Two head coaching vacancies need to be filled. Lea Maurer resigned as women's swim coach to spend more time with her family, and Edrick Floreal, director of track and field for the past eight years, left for Kentucky.

Anderson has drawn fire at Maryland because the football team went 2-10 under first-year coach Randy Edsall, whom Anderson had lured from Connecticut to replace Friedgen.

Many Terp fans had hoped Anderson would hire former Texas Tech coach Mike Leach after bringing him to campus for an interview. Anderson and some on the search committee were turned off by Leach because, according to the Washington Post, his "mouth seemed to be as wide open as his offense." Leach wound up at Washington State.

Maryland's historically successful basketball program has gone two straight years without making postseason play. Longtime coach Gary Williams retired after the 2010-11 season, and Anderson replaced him with former Texas A&M coach Mark Turgeon.

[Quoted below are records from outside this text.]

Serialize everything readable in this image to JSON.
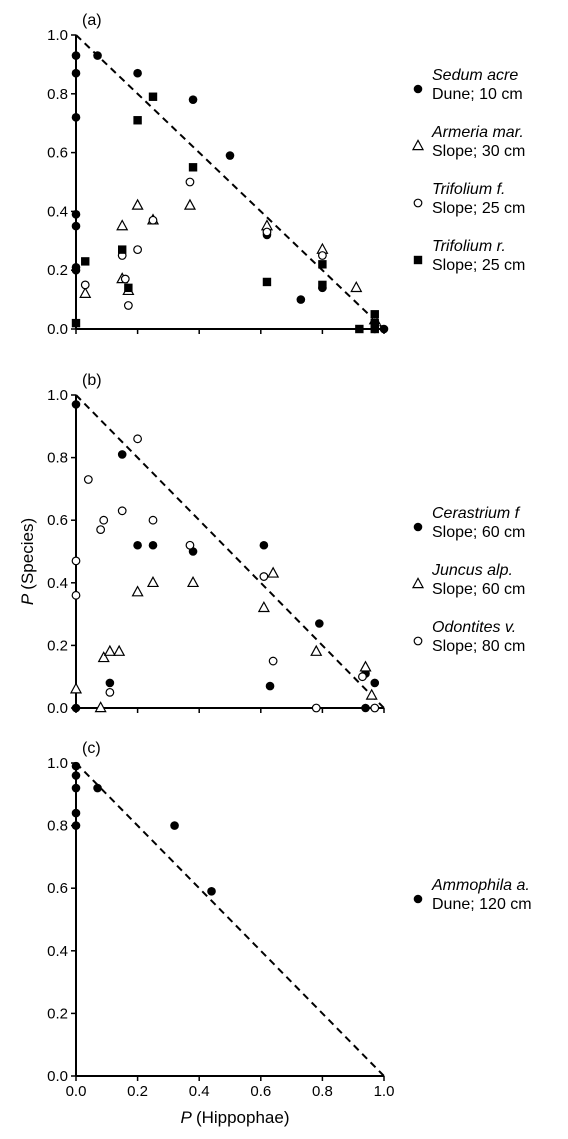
{
  "chart_data": [
    {
      "type": "scatter",
      "panel_label": "(a)",
      "xlim": [
        0,
        1
      ],
      "ylim": [
        0,
        1
      ],
      "xticks": [],
      "yticks": [
        "0.0",
        "0.2",
        "0.4",
        "0.6",
        "0.8",
        "1.0"
      ],
      "xlabel": "",
      "ylabel": "",
      "reference_line": {
        "style": "dashed",
        "from": [
          0,
          1
        ],
        "to": [
          1,
          0
        ]
      },
      "legend_position": "right",
      "series": [
        {
          "name": "Sedum acre",
          "site": "Dune; 10 cm",
          "marker": "filled-circle",
          "points": [
            [
              0,
              0.93
            ],
            [
              0,
              0.87
            ],
            [
              0,
              0.72
            ],
            [
              0,
              0.39
            ],
            [
              0,
              0.35
            ],
            [
              0,
              0.21
            ],
            [
              0,
              0.2
            ],
            [
              0.07,
              0.93
            ],
            [
              0.2,
              0.87
            ],
            [
              0.38,
              0.78
            ],
            [
              0.5,
              0.59
            ],
            [
              0.62,
              0.32
            ],
            [
              0.73,
              0.1
            ],
            [
              0.8,
              0.14
            ],
            [
              0.97,
              0
            ],
            [
              1,
              0
            ]
          ]
        },
        {
          "name": "Armeria mar.",
          "site": "Slope; 30 cm",
          "marker": "open-triangle",
          "points": [
            [
              0.03,
              0.12
            ],
            [
              0.15,
              0.35
            ],
            [
              0.15,
              0.17
            ],
            [
              0.17,
              0.13
            ],
            [
              0.2,
              0.42
            ],
            [
              0.25,
              0.37
            ],
            [
              0.37,
              0.42
            ],
            [
              0.62,
              0.35
            ],
            [
              0.8,
              0.27
            ],
            [
              0.91,
              0.14
            ],
            [
              0.97,
              0.03
            ]
          ]
        },
        {
          "name": "Trifolium f.",
          "site": "Slope; 25 cm",
          "marker": "open-circle",
          "points": [
            [
              0.03,
              0.15
            ],
            [
              0.15,
              0.25
            ],
            [
              0.16,
              0.17
            ],
            [
              0.17,
              0.08
            ],
            [
              0.2,
              0.27
            ],
            [
              0.25,
              0.37
            ],
            [
              0.37,
              0.5
            ],
            [
              0.62,
              0.33
            ],
            [
              0.8,
              0.25
            ],
            [
              0.97,
              0.02
            ]
          ]
        },
        {
          "name": "Trifolium r.",
          "site": "Slope; 25 cm",
          "marker": "filled-square",
          "points": [
            [
              0,
              0.02
            ],
            [
              0.03,
              0.23
            ],
            [
              0.15,
              0.27
            ],
            [
              0.17,
              0.14
            ],
            [
              0.2,
              0.71
            ],
            [
              0.25,
              0.79
            ],
            [
              0.38,
              0.55
            ],
            [
              0.62,
              0.16
            ],
            [
              0.8,
              0.22
            ],
            [
              0.8,
              0.15
            ],
            [
              0.92,
              0
            ],
            [
              0.97,
              0.05
            ],
            [
              0.97,
              0.02
            ],
            [
              0.97,
              0
            ]
          ]
        }
      ]
    },
    {
      "type": "scatter",
      "panel_label": "(b)",
      "xlim": [
        0,
        1
      ],
      "ylim": [
        0,
        1
      ],
      "xticks": [],
      "yticks": [
        "0.0",
        "0.2",
        "0.4",
        "0.6",
        "0.8",
        "1.0"
      ],
      "xlabel": "",
      "ylabel": "P (Species)",
      "reference_line": {
        "style": "dashed",
        "from": [
          0,
          1
        ],
        "to": [
          1,
          0
        ]
      },
      "legend_position": "right",
      "series": [
        {
          "name": "Cerastrium f",
          "site": "Slope; 60 cm",
          "marker": "filled-circle",
          "points": [
            [
              0,
              0.97
            ],
            [
              0,
              0
            ],
            [
              0.11,
              0.08
            ],
            [
              0.15,
              0.81
            ],
            [
              0.2,
              0.52
            ],
            [
              0.25,
              0.52
            ],
            [
              0.38,
              0.5
            ],
            [
              0.61,
              0.52
            ],
            [
              0.63,
              0.07
            ],
            [
              0.79,
              0.27
            ],
            [
              0.94,
              0.11
            ],
            [
              0.94,
              0
            ],
            [
              0.97,
              0.08
            ]
          ]
        },
        {
          "name": "Juncus alp.",
          "site": "Slope; 60 cm",
          "marker": "open-triangle",
          "points": [
            [
              0,
              0.06
            ],
            [
              0.08,
              0
            ],
            [
              0.09,
              0.16
            ],
            [
              0.11,
              0.18
            ],
            [
              0.14,
              0.18
            ],
            [
              0.2,
              0.37
            ],
            [
              0.25,
              0.4
            ],
            [
              0.38,
              0.4
            ],
            [
              0.61,
              0.32
            ],
            [
              0.64,
              0.43
            ],
            [
              0.78,
              0.18
            ],
            [
              0.94,
              0.13
            ],
            [
              0.96,
              0.04
            ]
          ]
        },
        {
          "name": "Odontites v.",
          "site": "Slope; 80 cm",
          "marker": "open-circle",
          "points": [
            [
              0,
              0.47
            ],
            [
              0,
              0.36
            ],
            [
              0.04,
              0.73
            ],
            [
              0.08,
              0.57
            ],
            [
              0.09,
              0.6
            ],
            [
              0.11,
              0.05
            ],
            [
              0.15,
              0.63
            ],
            [
              0.2,
              0.86
            ],
            [
              0.25,
              0.6
            ],
            [
              0.37,
              0.52
            ],
            [
              0.61,
              0.42
            ],
            [
              0.64,
              0.15
            ],
            [
              0.78,
              0
            ],
            [
              0.93,
              0.1
            ],
            [
              0.97,
              0
            ]
          ]
        }
      ]
    },
    {
      "type": "scatter",
      "panel_label": "(c)",
      "xlim": [
        0,
        1
      ],
      "ylim": [
        0,
        1
      ],
      "xticks": [
        "0.0",
        "0.2",
        "0.4",
        "0.6",
        "0.8",
        "1.0"
      ],
      "yticks": [
        "0.0",
        "0.2",
        "0.4",
        "0.6",
        "0.8",
        "1.0"
      ],
      "xlabel": "P (Hippophae)",
      "ylabel": "",
      "reference_line": {
        "style": "dashed",
        "from": [
          0,
          1
        ],
        "to": [
          1,
          0
        ]
      },
      "legend_position": "right",
      "series": [
        {
          "name": "Ammophila a.",
          "site": "Dune; 120 cm",
          "marker": "filled-circle",
          "points": [
            [
              0,
              0.99
            ],
            [
              0,
              0.96
            ],
            [
              0,
              0.92
            ],
            [
              0,
              0.84
            ],
            [
              0,
              0.8
            ],
            [
              0.07,
              0.92
            ],
            [
              0.32,
              0.8
            ],
            [
              0.44,
              0.59
            ]
          ]
        }
      ]
    }
  ]
}
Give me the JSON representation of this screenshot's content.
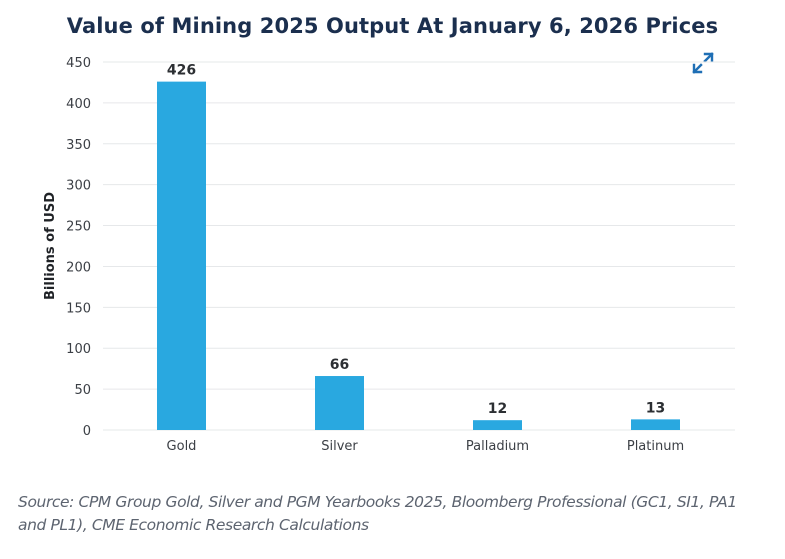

The Stanford job would give Anderson a chance to flex his leadership muscles in a much better financial situation. The university is a perennial national title contender in many of its 35 varsity sports. It has won the Directors' Cup - emblematic of overall athletic department superiority -- for the last 18 years.

It also would let him return to the Bay Area. In addition to his work at Stanford, the San Francisco State graduate was an assistant AD at Cal for five years. He took a similar position at Oregon State for two years before taking over at Army in 2004. He and his wife, Moira, have four children.

He is currently the first vice president of the National Association of Collegiate Directors of Athletics and will move up to president of that organization next year.

Question is......do you care? Personally, I think this is a blow to the school. KA has an increasing national presence and I think he will do great at Stanford.